Director: Rian Johnson
Starring: Adrien Brody, Mark Ruffalo, Rachel Weisz, Rinko Kikuchi
The Brothers Bloom, Rian Johnson’s follow-up to 2005’s Brick, is kind of a difficult film to assess because it is equal parts enjoyable and frustratingly over-plotted. It’s like a sketch on Saturday Night Live that’s really good and funny but then just doesn’t how or when to stop and so fizzles itself out. That being said, while its weaknesses keep it from being a really great movie, its strengths are enough to qualify it as a good movie. Besides, anything that starts with a voice-over by Ricky Jay can’t be all bad.

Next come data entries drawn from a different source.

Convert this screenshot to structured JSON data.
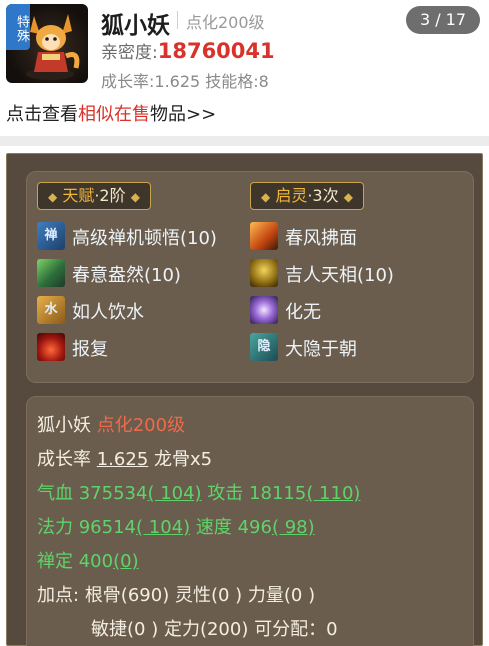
{
  "header": {
    "badge": "特殊",
    "pet_name": "狐小妖",
    "refine_level": "点化200级",
    "counter": "3 / 17",
    "intimacy_label": "亲密度:",
    "intimacy_value": "18760041",
    "growth_info": "成长率:1.625  技能格:8",
    "similar_prefix": "点击查看",
    "similar_link": "相似在售",
    "similar_suffix": "物品>>"
  },
  "talent": {
    "label": "天赋",
    "level": "·2阶"
  },
  "qiling": {
    "label": "启灵",
    "count": "·3次"
  },
  "skills": [
    {
      "name": "高级禅机顿悟(10)",
      "icon": "chanji-icon"
    },
    {
      "name": "春风拂面",
      "icon": "spring-breeze-icon"
    },
    {
      "name": "春意盎然(10)",
      "icon": "spring-icon"
    },
    {
      "name": "吉人天相(10)",
      "icon": "lucky-icon"
    },
    {
      "name": "如人饮水",
      "icon": "water-icon"
    },
    {
      "name": "化无",
      "icon": "vanish-icon"
    },
    {
      "name": "报复",
      "icon": "revenge-icon"
    },
    {
      "name": "大隐于朝",
      "icon": "hermit-icon"
    }
  ],
  "stats": {
    "name": "狐小妖",
    "refine": "点化200级",
    "growth_label": "成长率",
    "growth_value": "1.625",
    "dragon_bone": "龙骨x5",
    "hp_label": "气血",
    "hp_value": "375534",
    "hp_bonus": "( 104)",
    "atk_label": "攻击",
    "atk_value": "18115",
    "atk_bonus": "( 110)",
    "mp_label": "法力",
    "mp_value": "96514",
    "mp_bonus": "( 104)",
    "spd_label": "速度",
    "spd_value": "496",
    "spd_bonus": "( 98)",
    "zen_label": "禅定",
    "zen_value": "400",
    "zen_bonus": "(0)",
    "points_label": "加点:",
    "gengu": "根骨(690)",
    "lingxing": "灵性(0 )",
    "liliang": "力量(0 )",
    "minjie": "敏捷(0 )",
    "dingli": "定力(200)",
    "assignable": "可分配：0"
  }
}
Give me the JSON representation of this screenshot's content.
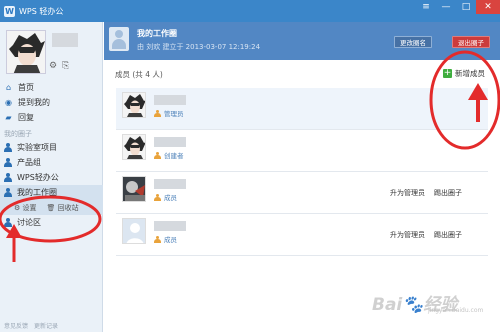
{
  "window": {
    "title": "WPS 轻办公",
    "logo_glyph": "W",
    "controls": {
      "menu": "≡",
      "minimize": "—",
      "maximize": "□",
      "close": "✕"
    }
  },
  "sidebar": {
    "profile": {
      "settings_icon": "gear-icon",
      "switch_icon": "switch-icon"
    },
    "nav": [
      {
        "label": "首页",
        "icon": "home-icon"
      },
      {
        "label": "提到我的",
        "icon": "mention-icon"
      },
      {
        "label": "回复",
        "icon": "reply-icon"
      }
    ],
    "section_label": "我的圈子",
    "circles": [
      {
        "label": "实验室项目"
      },
      {
        "label": "产品组"
      },
      {
        "label": "WPS轻办公"
      },
      {
        "label": "我的工作圈"
      },
      {
        "label": "讨论区"
      }
    ],
    "active_circle_actions": {
      "settings": "设置",
      "recycle": "回收站"
    },
    "footer": {
      "left": "意见反馈",
      "right": "更新记录"
    }
  },
  "header": {
    "title": "我的工作圈",
    "meta": "由 刘欢 建立于 2013-03-07 12:19:24",
    "rename_button": "更改圈名",
    "quit_button": "退出圈子"
  },
  "members": {
    "count_label": "成员 (共 4 人)",
    "add_button": "新增成员",
    "list": [
      {
        "role": "管理员",
        "avatar": "anime-avatar",
        "promote": "",
        "kick": ""
      },
      {
        "role": "创建者",
        "avatar": "anime-avatar",
        "promote": "",
        "kick": ""
      },
      {
        "role": "成员",
        "avatar": "game-avatar",
        "promote": "升为管理员",
        "kick": "踢出圈子"
      },
      {
        "role": "成员",
        "avatar": "default-avatar",
        "promote": "升为管理员",
        "kick": "踢出圈子"
      }
    ]
  },
  "watermark": {
    "text": "Bai🐾经验",
    "sub": "jingyan.baidu.com"
  },
  "colors": {
    "titlebar": "#3b86c9",
    "header": "#5287c4",
    "sidebar": "#eaf1f8",
    "quit_red": "#cc3b3b",
    "annotation_red": "#e32b2b",
    "add_green": "#3fae3f"
  }
}
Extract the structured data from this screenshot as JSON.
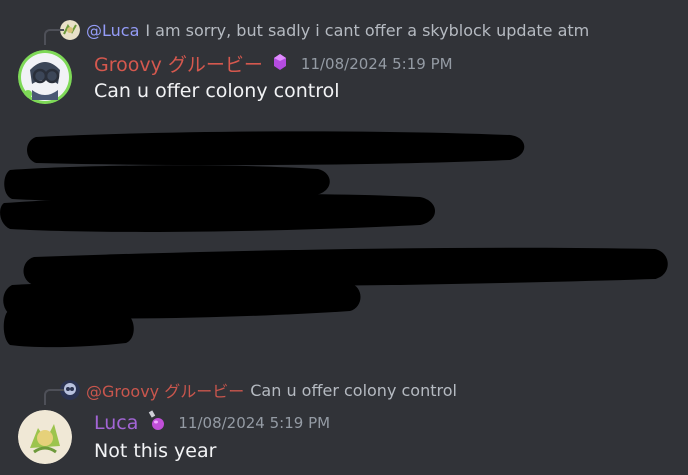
{
  "message1": {
    "reply": {
      "mention": "@Luca",
      "text": "I am sorry, but sadly i cant offer a skyblock update atm"
    },
    "author": "Groovy グルービー",
    "author_badge_icon": "purple-gem-icon",
    "timestamp": "11/08/2024 5:19 PM",
    "content": "Can u offer colony control"
  },
  "message2": {
    "reply": {
      "mention": "@Groovy グルービー",
      "text": "Can u offer colony control"
    },
    "author": "Luca",
    "author_badge_icon": "potion-icon",
    "timestamp": "11/08/2024 5:19 PM",
    "content": "Not this year"
  },
  "colors": {
    "background": "#313338",
    "author_red": "#d5584e",
    "author_purple": "#a365d6",
    "mention": "#949cf7",
    "timestamp": "#949ba4"
  }
}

The Brothers Bloom, so named for reasons that escape me since Bloom doesn’t seem to be their surname but rather the name of the younger brother, are orphans who spend their childhood shuffled from one foster family to another and pull cons in the various small towns they find themselves in. As adults they are played by Mark Ruffalo and Adrien Brody, who don’t particularly look like they could be brothers but have a believable sibling rapport nevertheless. Stephen (Ruffalo) is the mastermind and his cons seem to be less about swindling money than about trying to make Bloom (Brody) happy. But Bloom is not happy and wants to escape the con artist life, prompting Stephen to come up with a plan for one last big score to end their career.
The plot involves Penelope Stamp (Rachel Weisz), a wealthy eccentric whose entire childhood was spent inside her family’s cavernous mansion and whose social skills are, as a result, somewhat lacking. Bloom charms her (and is, of course, charmed by her) and entices her to join him, Stephen, and Bang Bang (Rinko Kikuchi) on a journey to Greece by boat, which then turns into a journey by train to Prague in a fake plot to get a rare book through the mysterious Belgian (Robbie Coltrane). The fake plot is funded by Penelope, whose money disappears with the Belgian, all according to Stephen’s plan. What Stephen didn’t count on was that after losing the money, Penelope would still want to get the book because she’s just so caught up in the idea of being a smuggler. I’ll leave the description of the plot at that since there are so many twists and turns that come afterwards.
While watching the film, I couldn’t help but think to myself that if this were a TV show, I’d watch it every week because I just like the characters so much. Stephen and Bloom, despite their occupation, are nice enough guys, Bloom as the sensitive and vulnerable one who ultimately just follows along with whatever his brother wants, and Stephen as the protective older brother whose real goal is to make Bloom happy. Although their plots involve vast sums of cash, Stephen seems less interested in the money than in the mechanics of plotting to get it and in creating the story that acts as the set-up, which I suppose shouldn’t be a surprise given that the brothers are named for characters created by James Joyce (Stephen Dadalus in A Portrait of the Artist as a Young Man and Leopold Bloom in Ulysses). Another literary reference is made later when Penelope points out, after learning that the Belgian’s name is Melville, that their boat is called Fidele, the same as the boat in Herman Melville’s The Confidence Man. I like that moment a lot because it shows that a) Penelope isn’t an idiot despite the fact that she’s the mark, and b) Stephen is sometimes too clever for his own good.
Weisz for me is the standout of the actors as she manages to make Penelope more than just the sum of her eccentricities. I’m firmly of the belief that she knew all along that she was being scammed but went anyway because it seemed like fun and, besides, she could lose a few million without ever missing it. Her rapport with Bloom, Stephen, and especially Bang Bang – who is silent save for three words and a karaoke performance near the end – is delightful, perhaps because her own enthusiasm is contagious. She allows Penelope to be intensely vulnerable but still quite strong – stronger, certainly, than the brothers suspected.
As for the film’s weaknesses, it’s all in the way that Johnson over-stacks the deck in terms of plot. He introduces so many threads that in tying them up at the end he creates a conclusion that is less than satisfactory and also exhausts your patience as a viewer. I really, deeply dislike the ending of this film, though I found it to be enjoyable enough for the most part to recommend it.